Richtig ist, Herr Minister, dass man über das FAG nicht alle Probleme der Landesentwicklung heilen kann. Den Anspruch haben wir auch gar nicht. Richtig ist aber auch, dass bei der Verteilung strukturelle Unterschiede auf Landkreisebene, auf kommunaler Ebene beachtet werden müssen, da es ohne eine solche Differenzierung kein gerechtes System geben kann.
Ich bin auch der Auffassung, dass diesem Grundanspruch mit dem Entwurf schon Rechnung getragen worden ist, ob es die Kreisstraßen sind, ob es die Schülerbeförderung ist oder die Frage, wie wir
mit Demografie und kinderreichen Kommunen umgehen. Da wächst ein zartes Pflänzchen, bei dem man genau das als Anspruch definiert hat.

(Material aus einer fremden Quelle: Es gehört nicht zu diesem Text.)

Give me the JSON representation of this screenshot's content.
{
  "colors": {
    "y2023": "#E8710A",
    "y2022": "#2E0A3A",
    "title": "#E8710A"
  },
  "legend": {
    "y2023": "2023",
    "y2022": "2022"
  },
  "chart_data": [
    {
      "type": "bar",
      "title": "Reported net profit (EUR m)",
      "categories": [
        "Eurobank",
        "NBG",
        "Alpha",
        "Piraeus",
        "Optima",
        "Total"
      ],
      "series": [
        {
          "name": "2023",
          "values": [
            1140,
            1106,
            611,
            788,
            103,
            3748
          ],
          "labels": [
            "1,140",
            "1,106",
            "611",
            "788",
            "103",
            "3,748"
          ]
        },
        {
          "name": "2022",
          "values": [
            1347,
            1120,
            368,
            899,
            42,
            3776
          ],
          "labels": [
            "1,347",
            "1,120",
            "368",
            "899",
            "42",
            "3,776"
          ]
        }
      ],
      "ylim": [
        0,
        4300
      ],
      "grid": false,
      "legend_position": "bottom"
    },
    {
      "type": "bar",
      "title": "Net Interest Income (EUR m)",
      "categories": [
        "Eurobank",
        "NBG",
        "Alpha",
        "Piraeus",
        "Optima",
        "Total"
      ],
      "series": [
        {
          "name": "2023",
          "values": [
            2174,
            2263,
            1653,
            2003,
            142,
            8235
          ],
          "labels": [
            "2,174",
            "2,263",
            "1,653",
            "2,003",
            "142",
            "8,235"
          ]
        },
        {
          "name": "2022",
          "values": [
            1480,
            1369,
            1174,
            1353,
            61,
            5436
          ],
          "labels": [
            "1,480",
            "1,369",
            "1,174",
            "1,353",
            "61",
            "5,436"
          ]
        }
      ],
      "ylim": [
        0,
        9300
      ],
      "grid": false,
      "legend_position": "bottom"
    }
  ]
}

Wir sind der festen Überzeugung, dass nur über diesen Weg - über die Frage, ob man das noch ausbaut, kann man sicherlich trefflich streiten - eine bedarfgerechte Verteilungssymmetrie erzielt werden kann. Vor diesem Hintergrund können die Folgen der Demografie gerade in Sachsen-Anhalt aufgrund der überdurchschnittlichen Betroffenheit im FAG nicht unberücksichtigt bleiben. Sie haben zu Recht Eingang in das Gesetz gefunden. Die Frage ist, wie man dies am besten tut und welche Wirkung der Bedarfsindikator Demografie am Ende haben sollte.
Verehrte Abgeordnete! Zunächst muss man sich die Frage stellen, was Demografie bewirkt. Demografie führt zu Leerstand. Demografie schwächt die Tragfähigkeit der Infrastruktur, unabhängig davon, ob es sich um Schulen, Kitas, Rathäuser oder kostenrechnende Einrichtungen handelt.
Demografie macht Anpassungsprozesse notwendig, die zunächst Folgekosten verursachen, bevor signifikante Einsparungen sichtbar werden. Dass diese Einsparungen linear mit dem Bevölkerungsverlust realisiert werden können, ist gerade im öffentlichen Sektor aufgrund erheblicher Remanenzkosteneffekte unwahrscheinlich.
Im aktuellen Entwurf versucht man, dieser Entwicklung innerhalb der einzelnen kommunalen Gruppen auf der Ebene des vertikalen Finanzausgleichs durch die Anrechnung der höchsten Einwohnerzahl in den letzten fünf Jahren zu begegnen. Der Minister hat es bereits ausgeführt.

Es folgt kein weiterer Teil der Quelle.